Gems like “robots will do 80% of our housework ... and we will do 90% of theirs,” or “scientists will discover the secret ingredient in Starbucks coffee: a chemical that makes people forget they are paying $4 for a cup of coffee,” were common.
Eventually, the calendar did flip over to the year 2000, but the show kept on with the bit, playing to the notion that maybe the future really wasn’t all that different than the present, just a more accessible and acceptable version of it.
There are likely more people than ever looking toward the future — pick your reason right now — but the reality is it will be here before we know it. This can be both a paralyzing and comforting thought for farm equipment dealerships.
On one hand, the future is unpredictable. But on the other hand, the future creates infinite potential, for the prepared. As Owen Palm, CEO of 21st Century Equipment frames it, “The pace of change has never been so fast and change will never be this slow again.
“For each of us to continue to be relevant to our customers, we all need to have a fundamental understanding of the quickly changing landscape of precision agriculture and agriculture, in general.”
Palm will be among the speakers at the 2021 Precision Farming Dealer Summit, Jan. 11-12, who will reflect on lessons learned of the last year and also where opportunity exists moving forward.
So how far-fetched is the future? Our editors solicited outlook for several industry experts to get their forecast and a central theme — not surprisingly — is that technology will be at the core of change.
Grower Contact Managers. This type of employee within a dealership with be the local resource for customers, helping them navigate all of the complexities of planning, coordinating, operating and purchasing the products and services that are needed for successful autonomous operations, says Tim Norris, business development manager with Raven Autonomy.
More specialized service and support wrapped around autonomous vehicles will include a Mission Planning/Operation Control Center, for creating the missions for autonomous operations as well as pre-loading field boundaries and variable-rate application prescriptions into the machines for the grower.
“I see these centers needing to be either local or regional, but most importantly they will need to have a good understanding on how operations are performed in each region. They will need to work hand in hand with the customer’s agronomist.”
A Galaxy Nearby… One way to envision the partnership robotics and agriculture will forge in the future is to picture a couple of icons. Two type of robot assistants will be integrated into the dealership, says George Russell, founder, Machinery Advisors Consortium.
“The R2-D2 type will use data analysis and AI to speed up troubleshooting, help anticipate parts and special tools needed and do other things to make repairs faster,” he says. “This will include older machines — younger techs won’t have experience with older machines.”
This type will also help in parts to stock and do inventories as well as recording and transmitting information in the shop.
“The C-3PO type will help with the repetitive, dangerous or heavy activities,” Russell adds. “For changing tires, adding duals, replacing row components or help with setup for big machines, employees will have a robot help.”
Unlearning the Learned.
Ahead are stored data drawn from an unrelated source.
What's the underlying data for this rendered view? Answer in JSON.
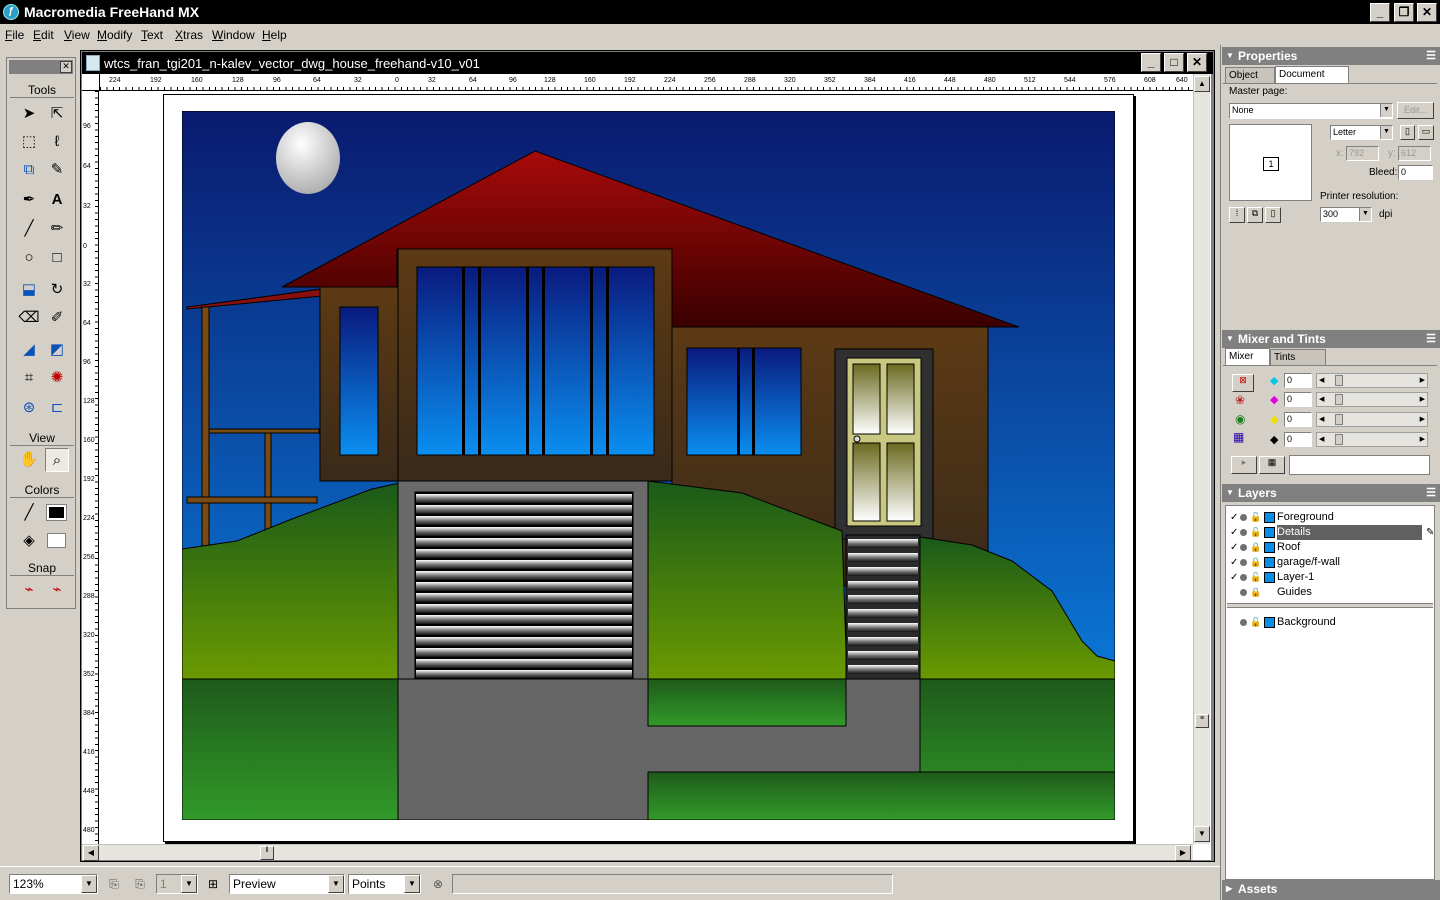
{
  "app": {
    "title": "Macromedia FreeHand MX"
  },
  "menu": [
    "File",
    "Edit",
    "View",
    "Modify",
    "Text",
    "Xtras",
    "Window",
    "Help"
  ],
  "toolbox": {
    "sections": [
      "Tools",
      "View",
      "Colors",
      "Snap"
    ]
  },
  "document": {
    "title": "wtcs_fran_tgi201_n-kalev_vector_dwg_house_freehand-v10_v01",
    "ruler_top_labels": [
      "224",
      "192",
      "160",
      "128",
      "96",
      "64",
      "32",
      "0",
      "32",
      "64",
      "96",
      "128",
      "160",
      "192",
      "224",
      "256",
      "288",
      "320",
      "352",
      "384",
      "416",
      "448",
      "480",
      "512",
      "544",
      "576",
      "608",
      "640"
    ],
    "ruler_left_labels": [
      "96",
      "64",
      "32",
      "0",
      "32",
      "64",
      "96",
      "128",
      "160",
      "192",
      "224",
      "256",
      "288",
      "320",
      "352",
      "384",
      "416",
      "448",
      "480"
    ]
  },
  "statusbar": {
    "zoom": "123%",
    "page_number": "1",
    "view_mode": "Preview",
    "units": "Points"
  },
  "properties_panel": {
    "title": "Properties",
    "tabs": [
      "Object",
      "Document"
    ],
    "active_tab": "Document",
    "master_page_label": "Master page:",
    "master_page_value": "None",
    "edit_button": "Edit...",
    "page_thumb_number": "1",
    "page_size": "Letter",
    "x_label": "x:",
    "x_value": "792",
    "y_label": "y:",
    "y_value": "612",
    "bleed_label": "Bleed:",
    "bleed_value": "0",
    "printer_resolution_label": "Printer resolution:",
    "printer_resolution_value": "300",
    "dpi_label": "dpi"
  },
  "mixer_panel": {
    "title": "Mixer and Tints",
    "tabs": [
      "Mixer",
      "Tints"
    ],
    "active_tab": "Mixer",
    "channels": [
      {
        "name": "cyan",
        "value": "0",
        "color": "#00c8e8"
      },
      {
        "name": "magenta",
        "value": "0",
        "color": "#e000e0"
      },
      {
        "name": "yellow",
        "value": "0",
        "color": "#f0e000"
      },
      {
        "name": "black",
        "value": "0",
        "color": "#000000"
      }
    ]
  },
  "layers_panel": {
    "title": "Layers",
    "layers": [
      {
        "name": "Foreground",
        "checked": true,
        "selected": false
      },
      {
        "name": "Details",
        "checked": true,
        "selected": true
      },
      {
        "name": "Roof",
        "checked": true,
        "selected": false
      },
      {
        "name": "garage/f-wall",
        "checked": true,
        "selected": false
      },
      {
        "name": "Layer-1",
        "checked": true,
        "selected": false
      },
      {
        "name": "Guides",
        "checked": false,
        "selected": false
      }
    ],
    "background_layer": "Background",
    "layer_color": "#0a8ee8"
  },
  "assets_panel": {
    "title": "Assets"
  },
  "colors": {
    "sky_top": "#0a1a6e",
    "sky_bottom": "#0a8ff0",
    "roof": "#8a0a0a",
    "wall": "#5a3a1a",
    "grass_light": "#6a9a00",
    "grass_dark": "#1a5a1a",
    "drive": "#666666"
  }
}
Dealers will have to be adaptable at new levels of service to compete with the Apple and Microsoft as they enter the ag landscape. According to Jim Henderson, executive partner with the Exemplary Group, dealers will need to shift to and way from solution components, always keeping an eye on the success of their customers.
“This change will require learning how to “unlearn” and how to integrate solutions, while understanding and staying in sync with the dominant players,” he says. “As farm operations scale, these large organizations will also want partners with the scale to serve them. This may lead to national accounts, consolidation and products that do not have territories.”
Most important, Henderson says the precision group will become the entire dealership. A goal will be for customers to be trained on how to operate digitally; it will be assumed that internal staff does so.
So if Precision Farming Dealer decided to host a “In the Year 2030” segment, would any of the above sound too absurd, too obscure to make sense in 10 years? Or are we really closer than we think?